Jennifer Mandal1, Catherine Nasrallah2, Tabitha Carroway3, Mary Margaretten3, Gwendolyn Grant4 and Jinoos Yazdany3, 1University of California San Francisco, San Francisco, CA, 2UCSF, San Francisco, 3UCSF, San Francisco, CA, 4Centura Health, Durango, CO
Background/Purpose: Navajo Nation is the largest American Indian reservation, home to 250,000 tribal members living on 27,000 square miles. The prevalence of RA among the Navajo is 4-5%, compared to less than 1% of the overall American population, yet access to local rheumatologists is scarce, leaving primary care providers (PCPs) and RA patients without adequate specialist support. As part of an initiative to design and implement an RA educational intervention for Navajo Nation PCPs called the Rheumatology Access Expansion (RAE) Initiative, we conducted a qualitative study to understand PCPs' perspectives on the opportunities and barriers to accessing RA care.
Methods: Using purposive sampling, we conducted interviews with 15 PCPs across 6 Navajo clinics. We conducted a thematic analysis of the interviews, using deductive and inductive techniques, guided by the socioecological framework. The relationships of themes and levels within the socioecological framework were determined by a consensus process.

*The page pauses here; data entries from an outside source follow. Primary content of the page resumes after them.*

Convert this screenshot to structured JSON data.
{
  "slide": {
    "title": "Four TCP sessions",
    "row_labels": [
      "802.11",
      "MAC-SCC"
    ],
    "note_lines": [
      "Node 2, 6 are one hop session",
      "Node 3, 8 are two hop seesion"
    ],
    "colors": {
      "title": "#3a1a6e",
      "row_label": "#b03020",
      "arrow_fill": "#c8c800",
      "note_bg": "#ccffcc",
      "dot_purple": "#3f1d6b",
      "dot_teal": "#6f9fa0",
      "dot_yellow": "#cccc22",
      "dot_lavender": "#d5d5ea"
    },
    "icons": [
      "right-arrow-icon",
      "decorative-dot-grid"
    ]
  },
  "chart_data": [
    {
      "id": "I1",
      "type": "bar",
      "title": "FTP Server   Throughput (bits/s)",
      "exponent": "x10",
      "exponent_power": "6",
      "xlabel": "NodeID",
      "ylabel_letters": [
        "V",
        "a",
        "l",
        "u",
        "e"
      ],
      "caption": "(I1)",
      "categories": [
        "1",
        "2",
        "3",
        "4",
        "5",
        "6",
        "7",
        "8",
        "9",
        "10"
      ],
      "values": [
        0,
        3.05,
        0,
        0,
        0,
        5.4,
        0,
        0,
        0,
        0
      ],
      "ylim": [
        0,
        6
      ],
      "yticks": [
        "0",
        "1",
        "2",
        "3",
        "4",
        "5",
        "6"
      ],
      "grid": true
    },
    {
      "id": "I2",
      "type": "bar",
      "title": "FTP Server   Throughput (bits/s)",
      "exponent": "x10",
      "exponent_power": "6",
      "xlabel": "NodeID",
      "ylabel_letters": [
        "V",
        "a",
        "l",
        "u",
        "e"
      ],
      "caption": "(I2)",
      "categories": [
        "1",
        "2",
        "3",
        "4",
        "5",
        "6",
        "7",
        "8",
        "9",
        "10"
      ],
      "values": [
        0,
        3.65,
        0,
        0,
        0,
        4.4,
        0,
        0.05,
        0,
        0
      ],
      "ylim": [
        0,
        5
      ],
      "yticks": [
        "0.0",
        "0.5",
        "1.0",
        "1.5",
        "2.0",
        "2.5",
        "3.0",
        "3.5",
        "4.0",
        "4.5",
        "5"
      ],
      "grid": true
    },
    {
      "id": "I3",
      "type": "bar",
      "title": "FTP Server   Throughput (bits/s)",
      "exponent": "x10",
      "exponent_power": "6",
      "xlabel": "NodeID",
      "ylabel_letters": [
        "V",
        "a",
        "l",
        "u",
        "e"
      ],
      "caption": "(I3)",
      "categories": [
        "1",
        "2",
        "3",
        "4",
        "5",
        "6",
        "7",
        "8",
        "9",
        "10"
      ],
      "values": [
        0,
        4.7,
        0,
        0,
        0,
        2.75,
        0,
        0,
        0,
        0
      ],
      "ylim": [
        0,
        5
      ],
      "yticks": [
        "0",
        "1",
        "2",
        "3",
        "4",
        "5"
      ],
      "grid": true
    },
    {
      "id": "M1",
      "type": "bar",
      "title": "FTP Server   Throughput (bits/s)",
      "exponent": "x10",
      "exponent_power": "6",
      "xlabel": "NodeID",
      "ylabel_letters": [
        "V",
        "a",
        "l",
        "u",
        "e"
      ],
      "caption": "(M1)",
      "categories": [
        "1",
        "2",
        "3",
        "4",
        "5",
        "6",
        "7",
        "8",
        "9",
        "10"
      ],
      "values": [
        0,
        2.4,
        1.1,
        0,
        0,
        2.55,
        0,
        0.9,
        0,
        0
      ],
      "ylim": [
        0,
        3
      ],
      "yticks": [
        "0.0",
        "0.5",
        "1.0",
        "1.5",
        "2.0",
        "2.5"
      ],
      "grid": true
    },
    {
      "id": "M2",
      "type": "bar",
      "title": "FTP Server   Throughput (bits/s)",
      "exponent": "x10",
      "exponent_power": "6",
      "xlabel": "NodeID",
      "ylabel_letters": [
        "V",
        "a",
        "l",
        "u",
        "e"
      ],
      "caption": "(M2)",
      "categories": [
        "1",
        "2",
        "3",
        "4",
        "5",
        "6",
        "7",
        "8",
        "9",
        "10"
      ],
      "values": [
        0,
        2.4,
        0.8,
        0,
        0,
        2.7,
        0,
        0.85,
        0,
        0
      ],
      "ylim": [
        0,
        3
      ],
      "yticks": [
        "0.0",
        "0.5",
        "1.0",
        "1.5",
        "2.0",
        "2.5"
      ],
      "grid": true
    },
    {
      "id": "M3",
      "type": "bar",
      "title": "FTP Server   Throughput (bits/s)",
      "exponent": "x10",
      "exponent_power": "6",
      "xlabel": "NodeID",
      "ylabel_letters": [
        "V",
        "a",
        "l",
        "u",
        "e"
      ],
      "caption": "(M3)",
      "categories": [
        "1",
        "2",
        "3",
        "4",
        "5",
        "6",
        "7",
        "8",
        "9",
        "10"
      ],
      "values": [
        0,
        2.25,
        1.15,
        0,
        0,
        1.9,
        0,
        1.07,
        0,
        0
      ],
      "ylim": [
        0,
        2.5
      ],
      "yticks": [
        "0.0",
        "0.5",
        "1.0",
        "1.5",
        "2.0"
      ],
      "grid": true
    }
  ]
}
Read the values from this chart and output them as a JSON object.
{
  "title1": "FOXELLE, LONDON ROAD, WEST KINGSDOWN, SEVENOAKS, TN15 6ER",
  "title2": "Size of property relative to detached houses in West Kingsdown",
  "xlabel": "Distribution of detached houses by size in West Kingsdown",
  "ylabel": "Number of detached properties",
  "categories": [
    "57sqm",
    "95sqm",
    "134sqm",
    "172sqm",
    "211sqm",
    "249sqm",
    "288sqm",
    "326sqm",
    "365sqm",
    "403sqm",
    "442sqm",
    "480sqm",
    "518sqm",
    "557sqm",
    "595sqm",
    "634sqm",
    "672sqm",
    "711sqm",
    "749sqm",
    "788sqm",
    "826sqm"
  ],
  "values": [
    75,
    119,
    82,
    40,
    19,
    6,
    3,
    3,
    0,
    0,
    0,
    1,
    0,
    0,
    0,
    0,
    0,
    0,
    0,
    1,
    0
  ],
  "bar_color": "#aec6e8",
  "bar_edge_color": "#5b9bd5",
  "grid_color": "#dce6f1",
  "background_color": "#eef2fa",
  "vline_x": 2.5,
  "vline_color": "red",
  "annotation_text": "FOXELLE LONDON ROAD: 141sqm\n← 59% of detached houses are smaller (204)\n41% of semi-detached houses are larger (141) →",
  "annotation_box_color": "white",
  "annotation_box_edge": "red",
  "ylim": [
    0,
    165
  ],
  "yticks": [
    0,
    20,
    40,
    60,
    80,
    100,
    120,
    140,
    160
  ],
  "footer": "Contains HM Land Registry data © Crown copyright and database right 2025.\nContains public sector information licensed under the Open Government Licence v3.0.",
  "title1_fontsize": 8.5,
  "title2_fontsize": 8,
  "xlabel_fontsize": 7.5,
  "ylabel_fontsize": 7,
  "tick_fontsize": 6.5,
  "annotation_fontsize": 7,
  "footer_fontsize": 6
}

Results: Participants described a range of interconnected factors impacting access to RA care on Navajo Nation (Figure 1, Table 1). PCPs' motivation to support their patients was reported as an overarching facilitator for RA care, while the scarcity of local rheumatologists was reported as the primary challenge. At the individual level, both PCP and patient-related barriers were identified. PCPs reported limited knowledge and lack of confidence in managing RA without guidance from a rheumatologist. Patient-related factors included low health literacy, poverty, and inconsistent follow-up. At the interpersonal level, participants discussed patients' preference to receive care from their trusted, local PCP, rather than an unfamiliar specialist. At the organizational level, some PCPs described an existing rheumatology hotline as a potential support for PCPs, however they reported that it is understaffed and underutilized. Referral to rheumatology is possible, but the process is slow and burdensome for the patient. At the community level, extreme rurality and infrastructure factors (inconsistent phone service, transportation difficulties) make accessing care challenging, while historical trauma and paucity of culturally informed care create mistrust in the Western medical system. Structural factors such as access to certain RA medications, complex Indian Health Service regulations, and limited insurance coverage were described as additional barriers to RA care.
Conclusion: This study identified multiple barriers and opportunities to accessing RA care on Navajo Nation, from the PCPs' perspective. We found that PCPs practicing on Navajo Nation are highly motivated to provide evidence-based treatment to RA patients, however inadequate knowledge about RA management and poor access to specialty care are barriers. As many patients prefer to receive care from their local PCP, given both familiarity and physical proximity, developing an intervention to improve PCPs' ability to manage RA would have significant impact. We used the results of this study to design and implement the RAE Initiative to train PCPs in the diagnosis and management of RA, in order to improve RA outcomes and reduce health disparities on Navajo Nation. Figure 1: Socioecological framework of barriers and opportunities to RA care on Navajo Nation
Table 1: Barriers and opportunities to RA care - Sample of quotes from PCPs. Note: Dr. Jennifer Mandal and Catherine Nasrallah contributed equally to this abstract. Disclosures: J. Mandal, None; C. Nasrallah, None; T. Carroway, None; M. Margaretten, None; G. Grant, None; J. Yazdany, AstraZeneca, Gilead, Bristol-Myers Squibb(BMS), Aurinia, Astra Zeneca, Pfizer.